Having arrived at the hotel in the dark, and following a hearty English breakfast next morning, we set off on foot to explore the surroundings. It looked as if it would be a beautiful late November day once the mist had lifted her veil
Horsley Towers is a large Gothic mansion designed by Sir Charles Barry in the early 1820s. Barry eventually went on to design the Palace of Westminster 20 years later.
The house was built for William Currie, a distiller and banker to replace an earlier building. Currie wanted the house loosely designed in the style of a Bavarian castle complete with turrets and towers. After Currie's death in 1829 the property was then acquired by the lst Earl of Lovelace who was married to Ada, the daughter of Lord Byron, the romantic poet.
Ada was a distinguished mathematician who worked with Charles Babbage on an early mechanical general purpose computer, the Analytical Engine. Her notes on the engine include what is recognised as the first algorithm intended to be carried out by a machine. Due to this, she is often described as the world's first computer programmer.

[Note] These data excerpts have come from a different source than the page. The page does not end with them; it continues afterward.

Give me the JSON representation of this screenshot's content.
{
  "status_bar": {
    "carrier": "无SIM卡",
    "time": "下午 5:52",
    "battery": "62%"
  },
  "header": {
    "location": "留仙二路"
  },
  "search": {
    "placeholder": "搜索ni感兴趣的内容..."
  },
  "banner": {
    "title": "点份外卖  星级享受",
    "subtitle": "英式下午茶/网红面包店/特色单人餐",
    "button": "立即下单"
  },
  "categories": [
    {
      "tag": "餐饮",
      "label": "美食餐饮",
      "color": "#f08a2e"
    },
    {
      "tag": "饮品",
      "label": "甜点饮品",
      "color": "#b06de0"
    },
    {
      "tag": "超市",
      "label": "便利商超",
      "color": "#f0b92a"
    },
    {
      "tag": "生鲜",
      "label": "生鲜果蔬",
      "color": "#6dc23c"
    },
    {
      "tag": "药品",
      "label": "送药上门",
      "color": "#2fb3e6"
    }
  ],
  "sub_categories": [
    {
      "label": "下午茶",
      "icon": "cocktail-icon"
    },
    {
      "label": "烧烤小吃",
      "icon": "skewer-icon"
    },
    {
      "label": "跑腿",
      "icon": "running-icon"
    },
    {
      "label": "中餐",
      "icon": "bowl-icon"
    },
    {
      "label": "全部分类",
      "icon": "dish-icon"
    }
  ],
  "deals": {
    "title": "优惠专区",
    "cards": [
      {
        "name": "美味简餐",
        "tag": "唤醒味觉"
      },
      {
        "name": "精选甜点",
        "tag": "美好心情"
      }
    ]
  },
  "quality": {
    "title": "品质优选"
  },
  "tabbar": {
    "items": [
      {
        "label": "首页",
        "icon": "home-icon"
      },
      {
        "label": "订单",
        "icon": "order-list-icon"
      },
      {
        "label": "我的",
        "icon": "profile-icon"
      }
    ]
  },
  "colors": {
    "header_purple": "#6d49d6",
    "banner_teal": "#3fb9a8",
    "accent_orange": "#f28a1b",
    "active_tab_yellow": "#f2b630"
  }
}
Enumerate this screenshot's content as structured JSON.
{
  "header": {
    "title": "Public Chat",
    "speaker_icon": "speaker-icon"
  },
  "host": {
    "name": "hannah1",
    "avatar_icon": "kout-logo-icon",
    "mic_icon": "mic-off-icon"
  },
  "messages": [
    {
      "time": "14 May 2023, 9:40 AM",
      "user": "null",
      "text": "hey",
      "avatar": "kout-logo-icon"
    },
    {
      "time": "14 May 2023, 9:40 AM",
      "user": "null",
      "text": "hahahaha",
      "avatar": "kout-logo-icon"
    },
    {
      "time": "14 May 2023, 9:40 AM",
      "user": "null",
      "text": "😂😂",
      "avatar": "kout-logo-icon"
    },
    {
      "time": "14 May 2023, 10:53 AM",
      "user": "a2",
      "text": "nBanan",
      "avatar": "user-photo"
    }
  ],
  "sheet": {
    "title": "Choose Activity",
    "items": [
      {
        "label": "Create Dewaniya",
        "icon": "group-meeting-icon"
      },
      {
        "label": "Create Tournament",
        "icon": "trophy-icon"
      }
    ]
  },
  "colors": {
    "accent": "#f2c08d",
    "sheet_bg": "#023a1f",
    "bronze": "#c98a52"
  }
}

Is this a Folly, a Dovecote or an Ice House?
After having had several distinguished owners the house became a girls' school in the 1920s owned and run by a Miss Isaacson and Miss Maule (a rather forbidding name for a teacher). It stood empty for three years and was then turned into a conference and management centre.
Amazon local deals is one of the best things that I have discovered during 2014. The deals have taken us to many different and interesting locations. Here we enjoyed a delicious three course evening meal, a bottle of wine included, and a great breakfast in the morning. Through the 'deal' we enjoyed a 60% reduction off the normal price. I don't know whether other countries do these deals but they are well worth investigating. This is a personal opinion, I am not endorsing any products.
Travelling on over the 'Hog's Back' to our next port of call we caught glimpses of the Surrey landscape - the land of my husband's forefathers.